CON. E non crediate già ch’io vi voglia promettere per non mantenere. Questi sono cento zecchini, e sono per voi, solo che tralasciate di sostenere questa causa.

ALB. Sior Conte caro, bisogna che la creda che nualtri avvocati no vedemo mai bezzi, che no sappiemo cossa che sia cento zecchini. Ma bisogna che la sappia che nu, a Venezia, cento zecchini i ne fa tanta specie, quanto pol far cento lire in ti so paesi. Nu no femo capital dell’oro, ma del concetto.

CON. Cento zecchini al merito vostro e alla qualità del favore che vi domando, saranno pochi, ma io non posso fare di più; e vi assicuro che questi mi costano qualche sforzo. Ma sentite, se voi mi promettete d’abbandonar questa causa, vi farò un obbligo di duemila e anco di tremila ducati, da pagarveli subito che avrò conseguita la dote di cui si tratta.

ALB. Né tre mille, né diese mille, né cento mille no xe capaci de farme far un’azion cattiva.

CON. Dunque siete risoluto di voler trattar questa causa?

ALB. Resolutissimo.

CON. Né v’importa di veder ridotta a un’estrema miseria una povera fanciulla innocente?

ALB. Fiat jus et pereat mundus.

CON. Non fate conto delle mie premure?

ALB. Non posso tradir el mio cliente per soddisfarla.

CON. Le offerte non servono?

ALB. Niente affatto.

CON. Orsù, se tutto questo non serve, troverò io la maniera di farvi fare a mio modo. (bruscamente)

ALB. Disela dasseno?

CON. Ditemi, sapete chi sono? (alterato)

ALB. Non ho l’onor de conosserla, se non per la conversazion de giersera.

CON. Io sono il conte di Ripafiorita.

ALB. Me ne rallegro infinitamente.

CON. Sono uno, che negl’incontri si è saputo cavare de’ bei capricci.

ALB. Lodo el so bel spirito.

CON. E vi avviso che, se non mi vorrete compiacer colle buone, lo farete colle cattive. (minaccioso)

ALB. Come sarave a dir?

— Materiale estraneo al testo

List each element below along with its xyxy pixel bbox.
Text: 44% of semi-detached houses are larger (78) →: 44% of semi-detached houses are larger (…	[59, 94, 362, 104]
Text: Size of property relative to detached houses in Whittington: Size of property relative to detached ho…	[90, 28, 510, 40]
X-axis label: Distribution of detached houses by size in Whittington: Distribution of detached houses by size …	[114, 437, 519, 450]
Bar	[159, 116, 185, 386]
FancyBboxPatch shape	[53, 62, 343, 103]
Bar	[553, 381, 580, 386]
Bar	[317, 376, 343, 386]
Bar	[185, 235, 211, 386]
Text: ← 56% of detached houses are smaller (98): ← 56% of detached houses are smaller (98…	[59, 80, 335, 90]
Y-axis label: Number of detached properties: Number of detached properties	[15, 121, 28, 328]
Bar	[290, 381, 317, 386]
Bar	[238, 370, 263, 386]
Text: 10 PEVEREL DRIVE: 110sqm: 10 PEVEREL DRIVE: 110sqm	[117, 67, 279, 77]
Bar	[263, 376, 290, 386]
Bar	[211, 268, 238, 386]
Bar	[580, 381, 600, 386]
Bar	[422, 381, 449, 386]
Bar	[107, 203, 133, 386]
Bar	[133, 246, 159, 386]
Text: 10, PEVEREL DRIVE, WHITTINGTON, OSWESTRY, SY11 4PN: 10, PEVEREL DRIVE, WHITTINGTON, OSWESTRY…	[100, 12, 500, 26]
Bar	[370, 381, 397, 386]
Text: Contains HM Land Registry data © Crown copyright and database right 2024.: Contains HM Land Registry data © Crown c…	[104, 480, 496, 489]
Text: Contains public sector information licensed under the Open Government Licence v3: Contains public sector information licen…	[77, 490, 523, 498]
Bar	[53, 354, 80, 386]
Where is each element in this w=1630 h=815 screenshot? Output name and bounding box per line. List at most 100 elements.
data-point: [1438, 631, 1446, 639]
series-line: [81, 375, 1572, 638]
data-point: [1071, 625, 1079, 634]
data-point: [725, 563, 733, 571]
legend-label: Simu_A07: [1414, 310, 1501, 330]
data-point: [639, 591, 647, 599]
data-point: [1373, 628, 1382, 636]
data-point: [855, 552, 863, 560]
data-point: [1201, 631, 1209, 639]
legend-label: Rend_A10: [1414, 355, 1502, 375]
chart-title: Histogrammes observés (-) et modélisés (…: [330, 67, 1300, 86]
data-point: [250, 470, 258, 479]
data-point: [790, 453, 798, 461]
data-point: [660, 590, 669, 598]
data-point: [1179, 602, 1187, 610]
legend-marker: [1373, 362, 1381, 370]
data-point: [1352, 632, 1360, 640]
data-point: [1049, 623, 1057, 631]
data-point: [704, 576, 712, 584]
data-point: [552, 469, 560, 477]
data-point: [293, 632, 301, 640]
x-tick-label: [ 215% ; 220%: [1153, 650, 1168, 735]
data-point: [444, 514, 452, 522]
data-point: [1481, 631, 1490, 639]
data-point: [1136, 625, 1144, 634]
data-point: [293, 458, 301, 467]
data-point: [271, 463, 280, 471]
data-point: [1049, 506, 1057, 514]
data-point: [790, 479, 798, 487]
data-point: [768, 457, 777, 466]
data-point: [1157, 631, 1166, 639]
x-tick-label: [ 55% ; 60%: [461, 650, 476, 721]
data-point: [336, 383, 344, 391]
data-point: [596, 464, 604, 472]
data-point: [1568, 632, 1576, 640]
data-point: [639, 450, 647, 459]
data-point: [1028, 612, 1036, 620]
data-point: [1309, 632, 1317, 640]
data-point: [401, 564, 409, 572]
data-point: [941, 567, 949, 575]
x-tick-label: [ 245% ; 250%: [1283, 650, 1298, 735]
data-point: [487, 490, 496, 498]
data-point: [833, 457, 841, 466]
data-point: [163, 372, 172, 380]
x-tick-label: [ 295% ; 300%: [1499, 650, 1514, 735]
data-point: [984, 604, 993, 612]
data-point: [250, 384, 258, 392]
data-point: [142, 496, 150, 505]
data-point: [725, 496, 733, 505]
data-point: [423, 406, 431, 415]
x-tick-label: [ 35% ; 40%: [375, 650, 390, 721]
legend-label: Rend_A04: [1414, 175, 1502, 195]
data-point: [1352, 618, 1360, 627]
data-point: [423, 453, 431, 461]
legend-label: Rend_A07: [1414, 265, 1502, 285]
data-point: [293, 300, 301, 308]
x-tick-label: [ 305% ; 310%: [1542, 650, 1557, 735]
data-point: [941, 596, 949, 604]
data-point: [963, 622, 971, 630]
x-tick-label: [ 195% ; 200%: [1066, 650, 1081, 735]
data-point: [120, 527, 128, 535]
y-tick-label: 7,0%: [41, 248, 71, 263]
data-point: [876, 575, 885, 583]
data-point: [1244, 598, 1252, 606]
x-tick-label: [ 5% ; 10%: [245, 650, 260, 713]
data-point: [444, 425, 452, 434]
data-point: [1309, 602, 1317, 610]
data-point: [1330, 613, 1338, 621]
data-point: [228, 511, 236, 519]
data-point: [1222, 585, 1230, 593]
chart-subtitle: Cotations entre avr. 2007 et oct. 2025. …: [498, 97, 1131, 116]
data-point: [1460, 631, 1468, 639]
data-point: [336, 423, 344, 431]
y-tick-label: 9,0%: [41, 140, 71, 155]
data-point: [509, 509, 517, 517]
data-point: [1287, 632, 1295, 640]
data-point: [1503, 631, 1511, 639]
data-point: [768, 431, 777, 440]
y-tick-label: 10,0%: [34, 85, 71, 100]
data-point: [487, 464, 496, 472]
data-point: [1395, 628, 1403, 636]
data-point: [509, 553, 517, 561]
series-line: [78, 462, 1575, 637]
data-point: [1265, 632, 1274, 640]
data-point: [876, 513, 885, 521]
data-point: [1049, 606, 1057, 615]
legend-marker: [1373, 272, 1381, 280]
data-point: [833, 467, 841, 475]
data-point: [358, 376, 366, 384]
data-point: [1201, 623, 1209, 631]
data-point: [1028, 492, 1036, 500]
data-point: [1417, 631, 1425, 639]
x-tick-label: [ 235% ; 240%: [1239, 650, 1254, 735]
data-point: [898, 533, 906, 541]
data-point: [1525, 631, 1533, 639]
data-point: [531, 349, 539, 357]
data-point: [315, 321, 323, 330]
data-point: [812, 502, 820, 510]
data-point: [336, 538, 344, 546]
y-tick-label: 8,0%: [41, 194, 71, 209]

La se spiega.

CON. Voglio dire che, se non tralascierete di patrocinar questa causa, se non partirete adesso subito di Rovigo, vi caccierò la spada nei fianchi.

ALB. La me cazzerà la spada nei fianchi?

CON. Sì, signore, vi ammazzerò.

ALB. La me mazzerà? Con chi credela de parlar? Con un martuffo? Con un omo che concepissa timor per le so bulade9? No la me cognosse, patron. Pensela che a Venezia quei che porta la vesta10 non sappia manizzar la spada?

CON. Eh! ci vuole altro che belle parole! Se metto mano, vi farò tremare.

ALB. La se prova, e vederemo chi trema più.

CON. Ma non mi degno di cacciar mano alla spada, contro di uno che non è capace di starmi a fronte. Voglio adoperare il bastone.

ALB. A mi el baston? Cavalier indegno, fora quella spada. (mette mano)

CON. Ti pentirai d’avermi provocato.

ALB. Se morirò, morirò da par mio.

CON. Che vuol dir da par tuo?

ALB. Da omo d’onor, da omo de spirito, da vero venezian.

CON. Pretendi farmi paura con dire che sei veneziano? Non ti stimo, non ti temo, e non ho soggezione di te, né di cento de’ pari tuoi.

ALB. Cussì ti parli? Via, tocco de temerario. (si battono)

 

 

 





p. -
9 Bulade, bravate.



10 Vesta che si dice della toga che portasi dagli avvocati.